From the moment the results from the pilot National Benchmark Tests (NBT) were announced - actually, a copy of the report leaked early - they caused a few flutters among universities.
After all, the tests, conducted with just over 11 500 first-time entering students at seven South African universities* in February 2009, showed that about half of these students would need some form of academic support if they were to complete their studies. This came as no surprise, however, since several cohort studies have shown that only about half the students entering higher education leave with a qualification.
The tests looked at three areas - general academic literacy, quantitative literacy, and straightforward mathematics, based on concepts that are a part of the formal NSC curriculum. Students were marked as profi- cient (meaning they should succeed in higher education), intermediate (academic support would be needed), and basic (students have serious learning challenges, and bridging programmes would be essential).
Measuring academic literacy, just under half the students were found to be proficient, requiring no additional support. Quantitative literacy is even more worrying, as more than three-quarters of the students tested would need academic support. Most disturbing is that just 7.5% of the 9771 students who did the maths test were categorised as proficient (see graphs). UCT did comparatively well in the maths test, as only half of its students in the sample were identified as needing no or very little additional support.
That kind of surge in demand for academic support would, it's agreed, test the resourcefulness and resources even of universities with established support programmes, let alone those not so well-prepared.
And as 2009's first-year university students are the first graduates from South African schools' new outcomes-based education (OBE) curriculum, the dots from the NBT results were connected to the OBE's National Senior Certificate (NSC) qualification. "The final pilot phase of the National Benchmark Tests Project is a damning indictment of the implementation of outcomes-based education, and raises questions about the validity of National Senior Certifi- cate results," wrote The Star.
It didn't help matters that Professor Theuns Eloff, chair of Higher Education South Africa (HESA), the organisation that had called for the NBT, was widely quoted as saying that most university students could not read, write or comprehend at the required levels.

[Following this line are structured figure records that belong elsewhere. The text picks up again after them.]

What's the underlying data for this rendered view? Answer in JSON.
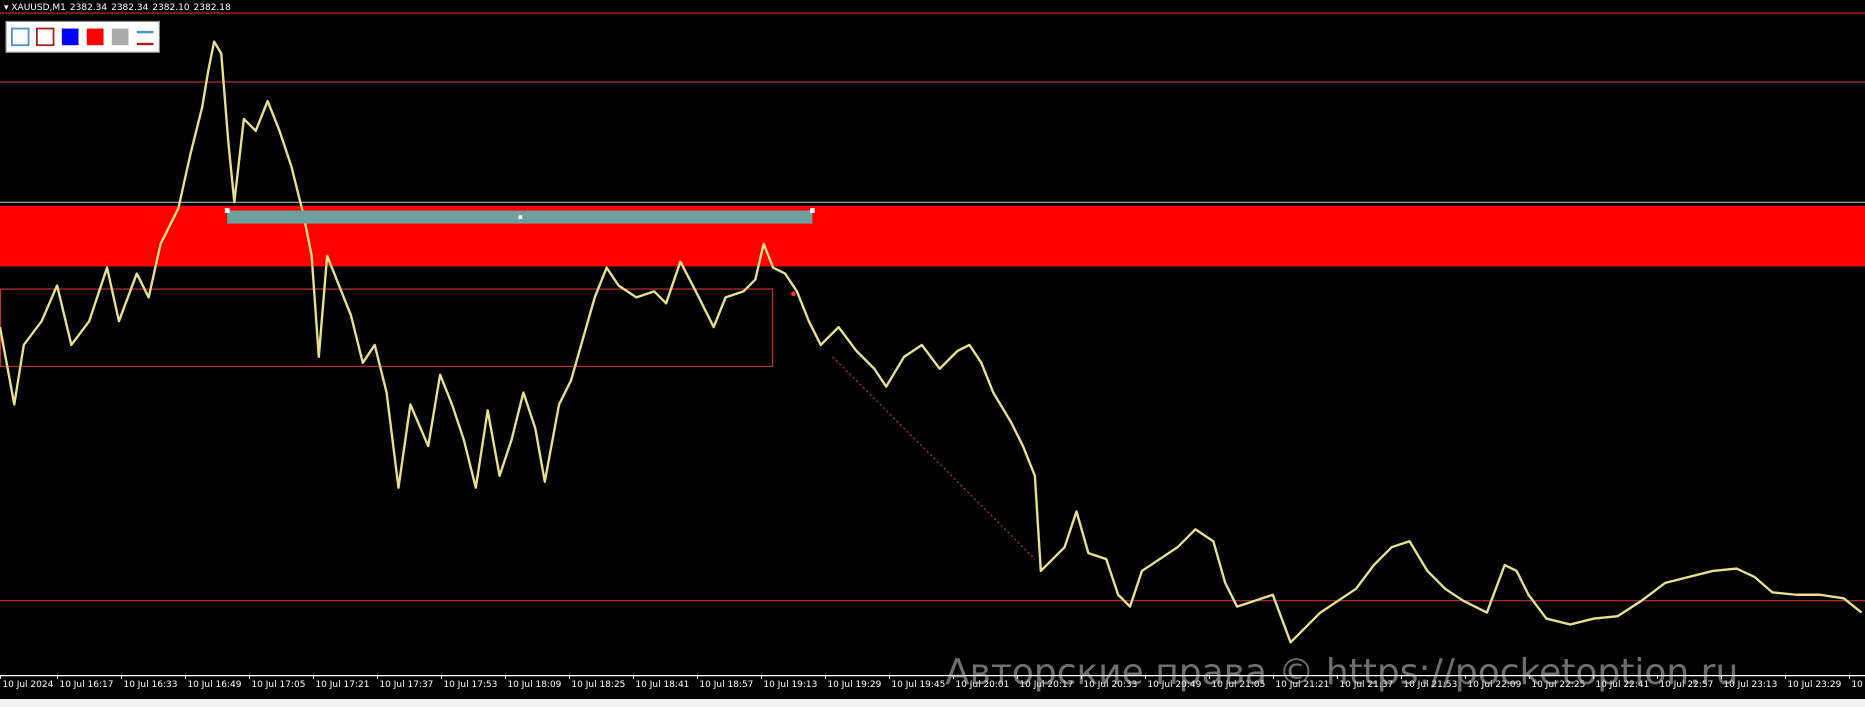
{
  "header": {
    "symbol": "XAUUSD,M1",
    "prices": [
      "2382.34",
      "2382.34",
      "2382.10",
      "2382.18"
    ]
  },
  "time_axis": [
    "10 Jul 2024",
    "10 Jul 16:17",
    "10 Jul 16:33",
    "10 Jul 16:49",
    "10 Jul 17:05",
    "10 Jul 17:21",
    "10 Jul 17:37",
    "10 Jul 17:53",
    "10 Jul 18:09",
    "10 Jul 18:25",
    "10 Jul 18:41",
    "10 Jul 18:57",
    "10 Jul 19:13",
    "10 Jul 19:29",
    "10 Jul 19:45",
    "10 Jul 20:01",
    "10 Jul 20:17",
    "10 Jul 20:33",
    "10 Jul 20:49",
    "10 Jul 21:05",
    "10 Jul 21:21",
    "10 Jul 21:37",
    "10 Jul 21:53",
    "10 Jul 22:09",
    "10 Jul 22:25",
    "10 Jul 22:41",
    "10 Jul 22:57",
    "10 Jul 23:13",
    "10 Jul 23:29",
    "10"
  ],
  "watermark": "Авторские права © https://pocketoption.ru"
}
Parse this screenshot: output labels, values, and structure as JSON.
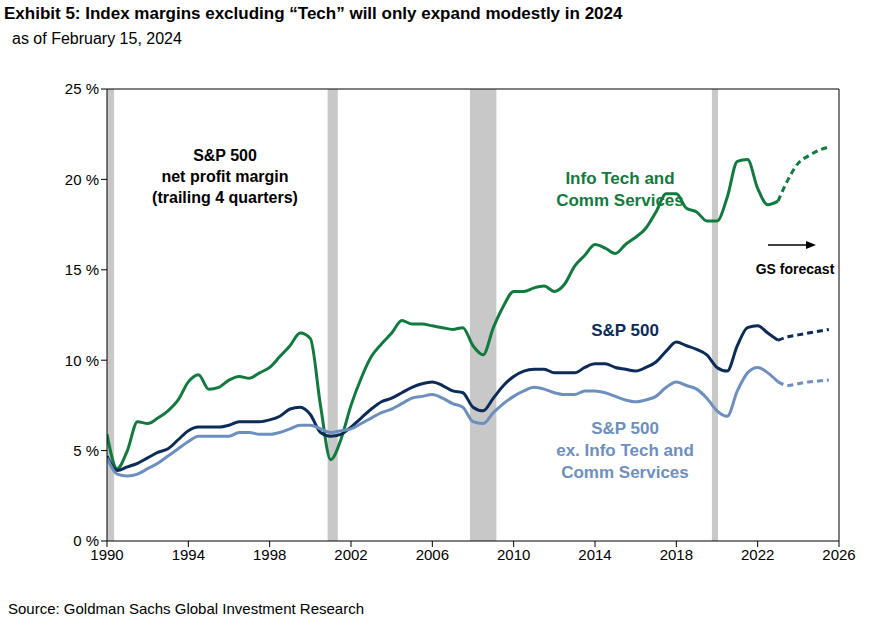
{
  "chart_data": {
    "type": "line",
    "title": "Exhibit 5: Index margins excluding “Tech” will only expand modestly in 2024",
    "subtitle": "as of February 15, 2024",
    "source": "Source: Goldman Sachs Global Investment Research",
    "annotations": [
      "S&P 500\nnet profit margin\n(trailing 4 quarters)",
      "GS forecast"
    ],
    "xlim": [
      1990,
      2026
    ],
    "xticks": [
      1990,
      1994,
      1998,
      2002,
      2006,
      2010,
      2014,
      2018,
      2022,
      2026
    ],
    "ylim": [
      0,
      25
    ],
    "yticks": [
      {
        "value": 0,
        "label": "0 %"
      },
      {
        "value": 5,
        "label": "5 %"
      },
      {
        "value": 10,
        "label": "10 %"
      },
      {
        "value": 15,
        "label": "15 %"
      },
      {
        "value": 20,
        "label": "20 %"
      },
      {
        "value": 25,
        "label": "25 %"
      }
    ],
    "grid": false,
    "recessions": [
      [
        1990.0,
        1990.35
      ],
      [
        2000.85,
        2001.35
      ],
      [
        2007.85,
        2009.15
      ],
      [
        2019.75,
        2020.05
      ]
    ],
    "series": [
      {
        "name": "Info Tech and\nComm Services",
        "color": "#127a3e",
        "line_style": "solid",
        "x": [
          1990,
          1990.5,
          1991,
          1991.5,
          1992,
          1992.5,
          1993,
          1993.5,
          1994,
          1994.5,
          1995,
          1995.5,
          1996,
          1996.5,
          1997,
          1997.5,
          1998,
          1998.5,
          1999,
          1999.5,
          2000,
          2000.5,
          2001,
          2001.5,
          2002,
          2002.5,
          2003,
          2003.5,
          2004,
          2004.5,
          2005,
          2005.5,
          2006,
          2006.5,
          2007,
          2007.5,
          2008,
          2008.5,
          2009,
          2009.5,
          2010,
          2010.5,
          2011,
          2011.5,
          2012,
          2012.5,
          2013,
          2013.5,
          2014,
          2014.5,
          2015,
          2015.5,
          2016,
          2016.5,
          2017,
          2017.5,
          2018,
          2018.5,
          2019,
          2019.5,
          2020,
          2020.5,
          2021,
          2021.5,
          2022,
          2022.5,
          2023
        ],
        "values": [
          5.9,
          4.0,
          5.0,
          6.6,
          6.5,
          6.8,
          7.2,
          7.8,
          8.8,
          9.2,
          8.4,
          8.5,
          8.9,
          9.1,
          9.0,
          9.3,
          9.6,
          10.2,
          10.8,
          11.5,
          11.2,
          7.5,
          4.5,
          5.6,
          7.5,
          9.0,
          10.2,
          10.9,
          11.5,
          12.2,
          12.0,
          12.0,
          11.9,
          11.8,
          11.7,
          11.8,
          10.8,
          10.3,
          11.8,
          13.0,
          13.8,
          13.8,
          14.0,
          14.1,
          13.8,
          14.2,
          15.2,
          15.8,
          16.4,
          16.2,
          15.9,
          16.4,
          16.8,
          17.3,
          18.2,
          19.2,
          19.2,
          18.4,
          18.2,
          17.7,
          17.7,
          19.0,
          21.0,
          21.1,
          19.5,
          18.6,
          18.8
        ]
      },
      {
        "name": "S&P 500",
        "color": "#0c2c57",
        "line_style": "solid",
        "x": [
          1990,
          1990.5,
          1991,
          1991.5,
          1992,
          1992.5,
          1993,
          1993.5,
          1994,
          1994.5,
          1995,
          1995.5,
          1996,
          1996.5,
          1997,
          1997.5,
          1998,
          1998.5,
          1999,
          1999.5,
          2000,
          2000.5,
          2001,
          2001.5,
          2002,
          2002.5,
          2003,
          2003.5,
          2004,
          2004.5,
          2005,
          2005.5,
          2006,
          2006.5,
          2007,
          2007.5,
          2008,
          2008.5,
          2009,
          2009.5,
          2010,
          2010.5,
          2011,
          2011.5,
          2012,
          2012.5,
          2013,
          2013.5,
          2014,
          2014.5,
          2015,
          2015.5,
          2016,
          2016.5,
          2017,
          2017.5,
          2018,
          2018.5,
          2019,
          2019.5,
          2020,
          2020.5,
          2021,
          2021.5,
          2022,
          2022.5,
          2023
        ],
        "values": [
          4.7,
          3.9,
          4.1,
          4.3,
          4.6,
          4.9,
          5.1,
          5.6,
          6.1,
          6.3,
          6.3,
          6.3,
          6.4,
          6.6,
          6.6,
          6.6,
          6.7,
          6.9,
          7.3,
          7.4,
          7.0,
          6.0,
          5.8,
          5.9,
          6.3,
          6.8,
          7.3,
          7.7,
          7.9,
          8.2,
          8.5,
          8.7,
          8.8,
          8.6,
          8.3,
          8.2,
          7.4,
          7.2,
          7.9,
          8.6,
          9.1,
          9.4,
          9.5,
          9.5,
          9.3,
          9.3,
          9.3,
          9.6,
          9.8,
          9.8,
          9.6,
          9.5,
          9.4,
          9.6,
          9.9,
          10.5,
          11.0,
          10.8,
          10.6,
          10.3,
          9.6,
          9.4,
          10.8,
          11.8,
          11.9,
          11.5,
          11.1
        ]
      },
      {
        "name": "S&P 500\nex. Info Tech and\nComm Services",
        "color": "#6d8fbe",
        "line_style": "solid",
        "x": [
          1990,
          1990.5,
          1991,
          1991.5,
          1992,
          1992.5,
          1993,
          1993.5,
          1994,
          1994.5,
          1995,
          1995.5,
          1996,
          1996.5,
          1997,
          1997.5,
          1998,
          1998.5,
          1999,
          1999.5,
          2000,
          2000.5,
          2001,
          2001.5,
          2002,
          2002.5,
          2003,
          2003.5,
          2004,
          2004.5,
          2005,
          2005.5,
          2006,
          2006.5,
          2007,
          2007.5,
          2008,
          2008.5,
          2009,
          2009.5,
          2010,
          2010.5,
          2011,
          2011.5,
          2012,
          2012.5,
          2013,
          2013.5,
          2014,
          2014.5,
          2015,
          2015.5,
          2016,
          2016.5,
          2017,
          2017.5,
          2018,
          2018.5,
          2019,
          2019.5,
          2020,
          2020.5,
          2021,
          2021.5,
          2022,
          2022.5,
          2023
        ],
        "values": [
          4.6,
          3.7,
          3.6,
          3.7,
          4.0,
          4.3,
          4.7,
          5.1,
          5.5,
          5.8,
          5.8,
          5.8,
          5.8,
          6.0,
          6.0,
          5.9,
          5.9,
          6.0,
          6.2,
          6.4,
          6.4,
          6.2,
          6.0,
          6.1,
          6.2,
          6.5,
          6.8,
          7.1,
          7.3,
          7.6,
          7.9,
          8.0,
          8.1,
          7.9,
          7.6,
          7.4,
          6.6,
          6.5,
          7.1,
          7.6,
          8.0,
          8.3,
          8.5,
          8.4,
          8.2,
          8.1,
          8.1,
          8.3,
          8.3,
          8.2,
          8.0,
          7.8,
          7.7,
          7.8,
          8.0,
          8.5,
          8.8,
          8.6,
          8.4,
          7.9,
          7.2,
          6.9,
          8.3,
          9.3,
          9.6,
          9.3,
          8.8
        ]
      },
      {
        "name": "Info Tech and\nComm Services",
        "color": "#127a3e",
        "line_style": "dashed",
        "x": [
          2023,
          2023.5,
          2024,
          2024.5,
          2025,
          2025.5
        ],
        "values": [
          18.8,
          20.0,
          20.9,
          21.3,
          21.6,
          21.8
        ]
      },
      {
        "name": "S&P 500",
        "color": "#0c2c57",
        "line_style": "dashed",
        "x": [
          2023,
          2023.5,
          2024,
          2024.5,
          2025,
          2025.5
        ],
        "values": [
          11.1,
          11.3,
          11.4,
          11.5,
          11.6,
          11.7
        ]
      },
      {
        "name": "S&P 500\nex. Info Tech and\nComm Services",
        "color": "#6d8fbe",
        "line_style": "dashed",
        "x": [
          2023,
          2023.5,
          2024,
          2024.5,
          2025,
          2025.5
        ],
        "values": [
          8.8,
          8.6,
          8.7,
          8.8,
          8.85,
          8.9
        ]
      }
    ]
  }
}
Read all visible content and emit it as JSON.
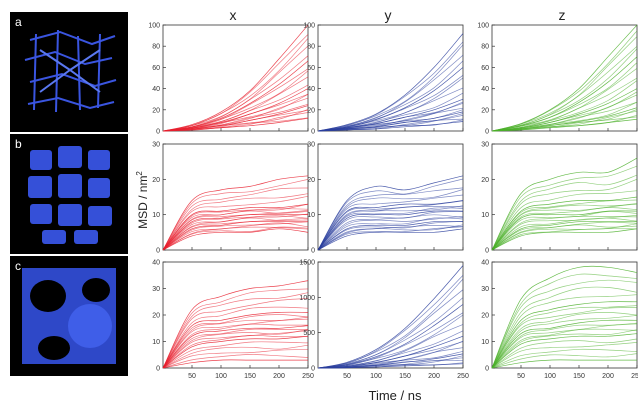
{
  "figure": {
    "panel_letters": [
      "a",
      "b",
      "c"
    ],
    "column_titles": [
      "x",
      "y",
      "z"
    ],
    "y_axis_label": "MSD / nm",
    "y_axis_label_sup": "2",
    "x_axis_label": "Time / ns",
    "colors": {
      "x": "#e8202e",
      "y": "#2b3f9e",
      "z": "#4cb02c",
      "image_bg": "#000000",
      "image_blob": "#3a55e0"
    }
  },
  "chart_data": [
    {
      "type": "line",
      "column": "x",
      "row": "a",
      "xlim": [
        0,
        250
      ],
      "ylim": [
        0,
        100
      ],
      "x_ticks": [],
      "y_ticks": [
        0,
        20,
        40,
        60,
        80,
        100
      ],
      "x": [
        0,
        50,
        100,
        150,
        200,
        250
      ],
      "series": [
        {
          "values": [
            0,
            6,
            18,
            38,
            68,
            100
          ]
        },
        {
          "values": [
            0,
            4,
            12,
            26,
            44,
            66
          ]
        },
        {
          "values": [
            0,
            3,
            8,
            16,
            26,
            40
          ]
        },
        {
          "values": [
            0,
            2,
            5,
            10,
            16,
            24
          ]
        },
        {
          "values": [
            0,
            1,
            3,
            5,
            8,
            12
          ]
        }
      ]
    },
    {
      "type": "line",
      "column": "y",
      "row": "a",
      "xlim": [
        0,
        250
      ],
      "ylim": [
        0,
        100
      ],
      "x_ticks": [],
      "y_ticks": [
        0,
        20,
        40,
        60,
        80,
        100
      ],
      "x": [
        0,
        50,
        100,
        150,
        200,
        250
      ],
      "series": [
        {
          "values": [
            0,
            6,
            16,
            34,
            60,
            92
          ]
        },
        {
          "values": [
            0,
            4,
            11,
            22,
            38,
            60
          ]
        },
        {
          "values": [
            0,
            3,
            7,
            13,
            20,
            30
          ]
        },
        {
          "values": [
            0,
            2,
            4,
            8,
            12,
            18
          ]
        },
        {
          "values": [
            0,
            1,
            2,
            4,
            6,
            9
          ]
        }
      ]
    },
    {
      "type": "line",
      "column": "z",
      "row": "a",
      "xlim": [
        0,
        250
      ],
      "ylim": [
        0,
        100
      ],
      "x_ticks": [],
      "y_ticks": [
        0,
        20,
        40,
        60,
        80,
        100
      ],
      "x": [
        0,
        50,
        100,
        150,
        200,
        250
      ],
      "series": [
        {
          "values": [
            0,
            7,
            20,
            40,
            70,
            100
          ]
        },
        {
          "values": [
            0,
            5,
            13,
            27,
            46,
            70
          ]
        },
        {
          "values": [
            0,
            3,
            8,
            16,
            26,
            40
          ]
        },
        {
          "values": [
            0,
            2,
            5,
            9,
            14,
            22
          ]
        },
        {
          "values": [
            0,
            1,
            3,
            5,
            8,
            11
          ]
        }
      ]
    },
    {
      "type": "line",
      "column": "x",
      "row": "b",
      "xlim": [
        0,
        250
      ],
      "ylim": [
        0,
        30
      ],
      "x_ticks": [],
      "y_ticks": [
        0,
        10,
        20,
        30
      ],
      "x": [
        0,
        50,
        100,
        150,
        200,
        250
      ],
      "series": [
        {
          "values": [
            0,
            14,
            17,
            18,
            20,
            21
          ]
        },
        {
          "values": [
            0,
            10,
            11,
            12,
            12,
            13
          ]
        },
        {
          "values": [
            0,
            8,
            9,
            10,
            10,
            10
          ]
        },
        {
          "values": [
            0,
            6,
            7,
            8,
            8,
            8
          ]
        },
        {
          "values": [
            0,
            4,
            5,
            5,
            6,
            5
          ]
        }
      ]
    },
    {
      "type": "line",
      "column": "y",
      "row": "b",
      "xlim": [
        0,
        250
      ],
      "ylim": [
        0,
        30
      ],
      "x_ticks": [],
      "y_ticks": [
        0,
        10,
        20,
        30
      ],
      "x": [
        0,
        50,
        100,
        150,
        200,
        250
      ],
      "series": [
        {
          "values": [
            0,
            14,
            18,
            17,
            19,
            21
          ]
        },
        {
          "values": [
            0,
            11,
            12,
            13,
            13,
            14
          ]
        },
        {
          "values": [
            0,
            9,
            10,
            10,
            11,
            11
          ]
        },
        {
          "values": [
            0,
            6,
            7,
            7,
            8,
            8
          ]
        },
        {
          "values": [
            0,
            4,
            5,
            5,
            5,
            6
          ]
        }
      ]
    },
    {
      "type": "line",
      "column": "z",
      "row": "b",
      "xlim": [
        0,
        250
      ],
      "ylim": [
        0,
        30
      ],
      "x_ticks": [],
      "y_ticks": [
        0,
        10,
        20,
        30
      ],
      "x": [
        0,
        50,
        100,
        150,
        200,
        250
      ],
      "series": [
        {
          "values": [
            0,
            16,
            20,
            22,
            22,
            26
          ]
        },
        {
          "values": [
            0,
            11,
            13,
            14,
            14,
            15
          ]
        },
        {
          "values": [
            0,
            9,
            10,
            10,
            11,
            11
          ]
        },
        {
          "values": [
            0,
            6,
            7,
            8,
            8,
            8
          ]
        },
        {
          "values": [
            0,
            4,
            5,
            5,
            5,
            6
          ]
        }
      ]
    },
    {
      "type": "line",
      "column": "x",
      "row": "c",
      "xlim": [
        0,
        250
      ],
      "ylim": [
        0,
        40
      ],
      "x_ticks": [
        50,
        100,
        150,
        200,
        250
      ],
      "y_ticks": [
        0,
        10,
        20,
        30,
        40
      ],
      "x": [
        0,
        50,
        100,
        150,
        200,
        250
      ],
      "series": [
        {
          "values": [
            0,
            22,
            27,
            30,
            31,
            33
          ]
        },
        {
          "values": [
            0,
            16,
            18,
            20,
            21,
            21
          ]
        },
        {
          "values": [
            0,
            12,
            14,
            15,
            15,
            16
          ]
        },
        {
          "values": [
            0,
            8,
            10,
            11,
            11,
            12
          ]
        },
        {
          "values": [
            0,
            2,
            3,
            3,
            3,
            3
          ]
        }
      ]
    },
    {
      "type": "line",
      "column": "y",
      "row": "c",
      "xlim": [
        0,
        250
      ],
      "ylim": [
        0,
        1500
      ],
      "x_ticks": [
        50,
        100,
        150,
        200,
        250
      ],
      "y_ticks": [
        0,
        500,
        1000,
        1500
      ],
      "x": [
        0,
        50,
        100,
        150,
        200,
        250
      ],
      "series": [
        {
          "values": [
            0,
            80,
            260,
            560,
            980,
            1450
          ]
        },
        {
          "values": [
            0,
            50,
            160,
            340,
            600,
            900
          ]
        },
        {
          "values": [
            0,
            25,
            80,
            170,
            300,
            450
          ]
        },
        {
          "values": [
            0,
            12,
            40,
            80,
            130,
            200
          ]
        },
        {
          "values": [
            0,
            5,
            15,
            30,
            45,
            60
          ]
        }
      ]
    },
    {
      "type": "line",
      "column": "z",
      "row": "c",
      "xlim": [
        0,
        250
      ],
      "ylim": [
        0,
        40
      ],
      "x_ticks": [
        50,
        100,
        150,
        200,
        250
      ],
      "y_ticks": [
        0,
        10,
        20,
        30,
        40
      ],
      "x": [
        0,
        50,
        100,
        150,
        200,
        250
      ],
      "series": [
        {
          "values": [
            0,
            26,
            34,
            38,
            38,
            36
          ]
        },
        {
          "values": [
            0,
            18,
            22,
            24,
            25,
            25
          ]
        },
        {
          "values": [
            0,
            13,
            15,
            17,
            18,
            18
          ]
        },
        {
          "values": [
            0,
            9,
            11,
            12,
            12,
            13
          ]
        },
        {
          "values": [
            0,
            2,
            3,
            3,
            3,
            3
          ]
        }
      ]
    }
  ]
}
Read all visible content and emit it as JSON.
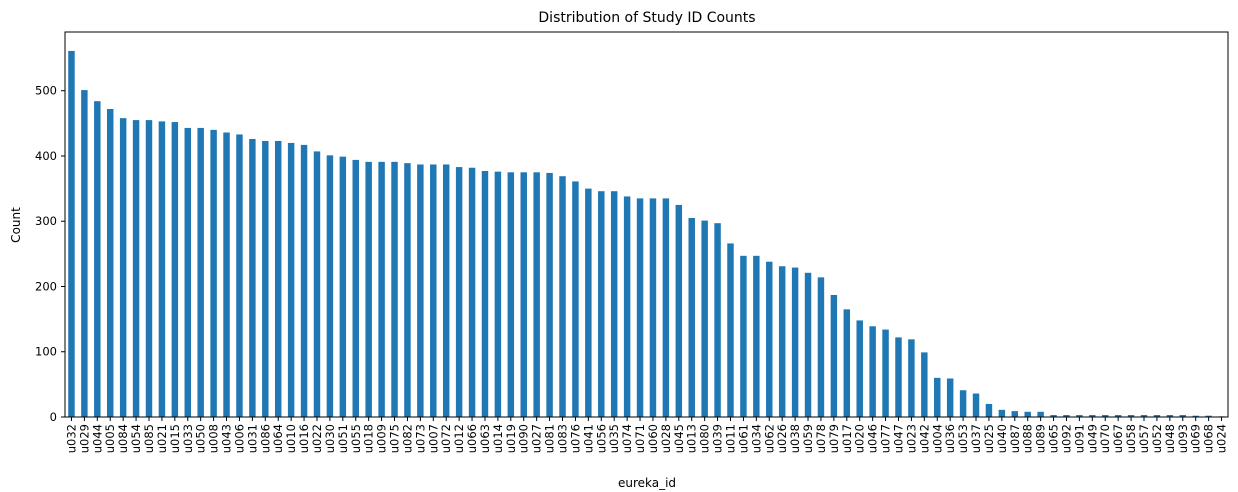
{
  "chart_data": {
    "type": "bar",
    "title": "Distribution of Study ID Counts",
    "xlabel": "eureka_id",
    "ylabel": "Count",
    "ylim": [
      0,
      590
    ],
    "yticks": [
      0,
      100,
      200,
      300,
      400,
      500
    ],
    "grid": false,
    "legend": "none",
    "bar_color": "#1f77b4",
    "categories": [
      "u032",
      "u029",
      "u044",
      "u005",
      "u084",
      "u054",
      "u085",
      "u021",
      "u015",
      "u033",
      "u050",
      "u008",
      "u043",
      "u006",
      "u031",
      "u086",
      "u064",
      "u010",
      "u016",
      "u022",
      "u030",
      "u051",
      "u055",
      "u018",
      "u009",
      "u075",
      "u082",
      "u073",
      "u007",
      "u072",
      "u012",
      "u066",
      "u063",
      "u014",
      "u019",
      "u090",
      "u027",
      "u081",
      "u083",
      "u076",
      "u041",
      "u056",
      "u035",
      "u074",
      "u071",
      "u060",
      "u028",
      "u045",
      "u013",
      "u080",
      "u039",
      "u011",
      "u061",
      "u034",
      "u062",
      "u026",
      "u038",
      "u059",
      "u078",
      "u079",
      "u017",
      "u020",
      "u046",
      "u077",
      "u047",
      "u023",
      "u042",
      "u004",
      "u036",
      "u053",
      "u037",
      "u025",
      "u040",
      "u087",
      "u088",
      "u089",
      "u065",
      "u092",
      "u091",
      "u049",
      "u070",
      "u067",
      "u058",
      "u057",
      "u052",
      "u048",
      "u093",
      "u069",
      "u068",
      "u024"
    ],
    "values": [
      561,
      501,
      484,
      472,
      458,
      455,
      455,
      453,
      452,
      443,
      443,
      440,
      436,
      433,
      426,
      423,
      423,
      420,
      417,
      407,
      401,
      399,
      394,
      391,
      391,
      391,
      389,
      387,
      387,
      387,
      383,
      382,
      377,
      376,
      375,
      375,
      375,
      374,
      369,
      361,
      350,
      346,
      346,
      338,
      335,
      335,
      335,
      325,
      305,
      301,
      297,
      266,
      247,
      247,
      238,
      231,
      229,
      221,
      214,
      187,
      165,
      148,
      139,
      134,
      122,
      119,
      99,
      60,
      59,
      41,
      36,
      20,
      11,
      9,
      8,
      8,
      3,
      3,
      3,
      3,
      3,
      3,
      3,
      3,
      3,
      3,
      3,
      2,
      2,
      1
    ]
  }
}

Not so fast, cautioned Professor Nan Yeld, dean of the Centre for Higher Education Development (CHED) at UCT and head of the NBT study. Yes, the NSC is not a usefulenough guide - on its own - to universities as yet, but both OBE and the NSC are still very new, notes Yeld.
"When you introduce a brandnew curriculum, and a brand-new qualification, there're going to be some teething problems," she says. Even Professor Joe Muller, education policy specialist with UCT's School of Education and one of those advocating scrapping OBE, agrees that pinning the current troubles on OBE is a bit of a stretch.
"The school system as a whole is still in poor repair and it will improve only gradually. So I don't think OBE can be blamed for what we are seeing now."
The NBT, first called for by HESA in 2005, was never intended to be a test of either OBE or the NSC, says Yeld.
"The NBT, actually, was not meant to say much about what's happening at schools. What it is trying to do is create a uniform set of instruments so that higher education institutions will know more about what they need to do."
The NBT, rigorously designed and tested, is a more revealing test of students' abilities, says Yeld. One of the main concerns raised about the NBT is that it would be applied by universities as extra "gatekeeping". Not so, says Yeld. Most universities already have some form of admission criteria or tests in place, she notes.
"There would be no more gatekeeping with the NBT than there is in the system already - the NBT is about higher education finding out as much as it can about students' educational needs."
And the NBT is not going to be the final word in student testing, says Yeld. Work is already under way to develop and fine-tune tests of potential, a means to find more students who can succeed at university. UCT will meet with faculty deans and faculty managers to discuss the NBT this week.
* Participating universities: UCT, University of KwaZulu-Natal, Mangosuthu University of Technology, Stellenbosch University, Rhodes University, University of the Western Cape and Wits University.